Come si diventa johatsu
Sparire in uno dei Paesi più tecnologici e connessi al mondo sembra impossibile, ma non lo è. I johatsu si affidano quasi sempre ai yonigeya, agenzie clandestine note come “traslocatori notturni”. Queste imprese operano al riparo dalle luci del giorno: arrivano di notte, caricano poche valigie, fanno uscire il cliente di casa senza che nessuno se ne accorga e lo portano a centinaia di chilometri di distanza.
Il pacchetto può includere un nuovo appartamento, contatti per lavori saltuari, consigli su come vivere senza attirare l’attenzione e, nei casi più estremi, persino falsi documenti o chirurgia estetica. Il costo varia molto: da poche migliaia a decine di migliaia di euro, a seconda della complessità della fuga.
Perché si sceglie di evaporare
Le ragioni che portano a diventare johatsu affondano nella cultura giapponese, dove vergogna e onore hanno un peso enorme.
- Debiti e fallimenti economici: per chi non riesce a ripagare un prestito o per un imprenditore fallito, la scomparsa è vista come un’alternativa alla rovina pubblica.
- Problemi familiari: molte donne scappano da matrimoni violenti o da pressioni insostenibili, come l’obbligo di occuparsi da sole di parenti anziani.
- Stress lavorativo: in una società segnata dal karoshi, la morte per troppo lavoro, alcuni decidono di chiudere tutto e sparire per sfuggire al logorio.
La cultura giapponese, che valorizza il sacrificio e il successo collettivo, lascia poco spazio al fallimento personale. Per questo evaporare diventa, per alcuni, l’unica via di fuga.

Dove finiscono i johatsu
Chi scompare si rifugia spesso in quartieri ai margini, come Kamagasaki a Osaka o Sanya a Tokyo. Qui il passato non interessa a nessuno: si vive alla giornata, si trovano lavori saltuari pagati in contanti e ci si confonde tra altre ombre senza storia. L’anonimato diventa una protezione, anche se significa condurre una vita dura, in pensioni economiche e senza documenti ufficiali.
Le storie di chi ha scelto il silenzio
Dietro ogni johatsu c’è una vicenda personale fatta di dolore e di scelta estrema. C’è la storia di Kenji, un uomo di 45 anni che, dopo aver accumulato debiti a causa di un investimento sbagliato, non riusciva a confessare il fallimento alla famiglia. Una notte, salì su un furgone dei yonigeya con una sola valigia. Da allora vive come operaio a giornata a Osaka, lontano dai figli e dalla moglie che non hanno mai smesso di cercarlo.
Un’altra vicenda riguarda una giovane donna che, stanca delle continue violenze del marito, decise di affidarsi a un’agenzia per fuggire.
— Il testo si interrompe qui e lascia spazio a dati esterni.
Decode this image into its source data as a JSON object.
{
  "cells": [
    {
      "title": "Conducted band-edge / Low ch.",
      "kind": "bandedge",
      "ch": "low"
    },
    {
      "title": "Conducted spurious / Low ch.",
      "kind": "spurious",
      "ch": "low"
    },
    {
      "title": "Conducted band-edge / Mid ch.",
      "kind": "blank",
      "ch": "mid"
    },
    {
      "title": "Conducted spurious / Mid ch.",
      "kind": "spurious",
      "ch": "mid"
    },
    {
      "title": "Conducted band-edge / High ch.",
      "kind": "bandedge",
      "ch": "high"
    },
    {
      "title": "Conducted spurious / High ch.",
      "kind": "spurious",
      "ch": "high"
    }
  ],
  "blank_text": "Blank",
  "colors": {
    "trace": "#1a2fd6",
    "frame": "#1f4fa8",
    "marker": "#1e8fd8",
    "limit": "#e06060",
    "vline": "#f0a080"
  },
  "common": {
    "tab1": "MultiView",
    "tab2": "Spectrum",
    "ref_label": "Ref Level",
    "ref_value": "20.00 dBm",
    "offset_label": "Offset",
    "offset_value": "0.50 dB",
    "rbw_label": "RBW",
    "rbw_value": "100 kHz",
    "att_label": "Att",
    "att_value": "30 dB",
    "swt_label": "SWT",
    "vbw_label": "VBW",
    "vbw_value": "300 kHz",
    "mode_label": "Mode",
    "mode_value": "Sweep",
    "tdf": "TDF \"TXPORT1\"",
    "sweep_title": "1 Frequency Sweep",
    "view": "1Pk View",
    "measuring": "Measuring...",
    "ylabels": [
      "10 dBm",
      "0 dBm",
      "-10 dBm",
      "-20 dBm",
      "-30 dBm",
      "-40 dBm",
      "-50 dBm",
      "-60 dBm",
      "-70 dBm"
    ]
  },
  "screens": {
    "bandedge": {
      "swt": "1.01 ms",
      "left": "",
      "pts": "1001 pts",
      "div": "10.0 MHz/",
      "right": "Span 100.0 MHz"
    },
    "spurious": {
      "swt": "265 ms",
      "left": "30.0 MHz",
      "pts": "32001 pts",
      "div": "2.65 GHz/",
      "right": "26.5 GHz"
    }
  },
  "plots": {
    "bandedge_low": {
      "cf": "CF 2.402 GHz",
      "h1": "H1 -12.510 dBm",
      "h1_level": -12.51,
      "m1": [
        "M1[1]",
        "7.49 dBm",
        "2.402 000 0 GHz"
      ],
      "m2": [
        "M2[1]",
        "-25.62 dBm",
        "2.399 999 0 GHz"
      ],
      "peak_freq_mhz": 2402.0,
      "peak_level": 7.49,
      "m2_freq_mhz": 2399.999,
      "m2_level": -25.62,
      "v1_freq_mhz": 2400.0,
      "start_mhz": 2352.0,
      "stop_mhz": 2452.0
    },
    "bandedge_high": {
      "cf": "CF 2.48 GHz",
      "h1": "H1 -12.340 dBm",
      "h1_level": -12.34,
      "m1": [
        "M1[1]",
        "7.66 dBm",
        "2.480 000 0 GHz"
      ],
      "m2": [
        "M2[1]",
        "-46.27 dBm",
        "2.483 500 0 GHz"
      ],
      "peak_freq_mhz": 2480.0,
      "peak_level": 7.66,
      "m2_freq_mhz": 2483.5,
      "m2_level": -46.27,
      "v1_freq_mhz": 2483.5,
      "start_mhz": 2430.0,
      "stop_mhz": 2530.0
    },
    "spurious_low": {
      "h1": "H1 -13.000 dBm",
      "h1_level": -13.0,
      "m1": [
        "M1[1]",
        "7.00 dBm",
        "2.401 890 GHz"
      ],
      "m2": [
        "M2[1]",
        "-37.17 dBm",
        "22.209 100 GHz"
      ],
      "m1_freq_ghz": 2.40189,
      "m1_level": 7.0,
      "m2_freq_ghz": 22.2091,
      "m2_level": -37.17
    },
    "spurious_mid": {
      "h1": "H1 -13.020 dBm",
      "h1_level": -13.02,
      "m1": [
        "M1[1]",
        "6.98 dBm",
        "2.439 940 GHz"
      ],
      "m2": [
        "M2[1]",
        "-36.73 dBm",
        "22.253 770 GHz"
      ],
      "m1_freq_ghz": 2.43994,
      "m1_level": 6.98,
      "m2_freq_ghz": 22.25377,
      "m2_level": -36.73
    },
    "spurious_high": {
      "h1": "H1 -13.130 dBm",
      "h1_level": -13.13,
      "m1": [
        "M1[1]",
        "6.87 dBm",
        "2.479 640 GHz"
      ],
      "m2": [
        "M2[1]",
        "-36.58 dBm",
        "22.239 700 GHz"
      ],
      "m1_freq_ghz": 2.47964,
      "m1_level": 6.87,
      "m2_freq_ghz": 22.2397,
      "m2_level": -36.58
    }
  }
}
Oggi vive in una piccola città del nord del Giappone, dove lavora come cameriera. Per lei evaporare non fu un abbandono, ma una salvezza.
Il dolore di chi resta
Se per chi scompare il johatsu è una rinascita, per le famiglie è un trauma che non guarisce. Non sapere se il proprio caro è vivo, se soffre o se è felice diventa un tormento quotidiano. Molti non denunciano nemmeno la scomparsa per vergogna, e questo rende difficile avere statistiche ufficiali. Si stima, però, che ogni anno siano decine di migliaia i giapponesi che scelgono questa via.
I johatsu rappresentano il lato nascosto del Giappone: dietro l’immagine di efficienza e perfezione si celano solitudini, fallimenti e fragilità che spingono a una scelta radicale. Evaporare, per alcuni, è un atto disperato, ma anche l’unico modo per riconquistare la libertà di esistere.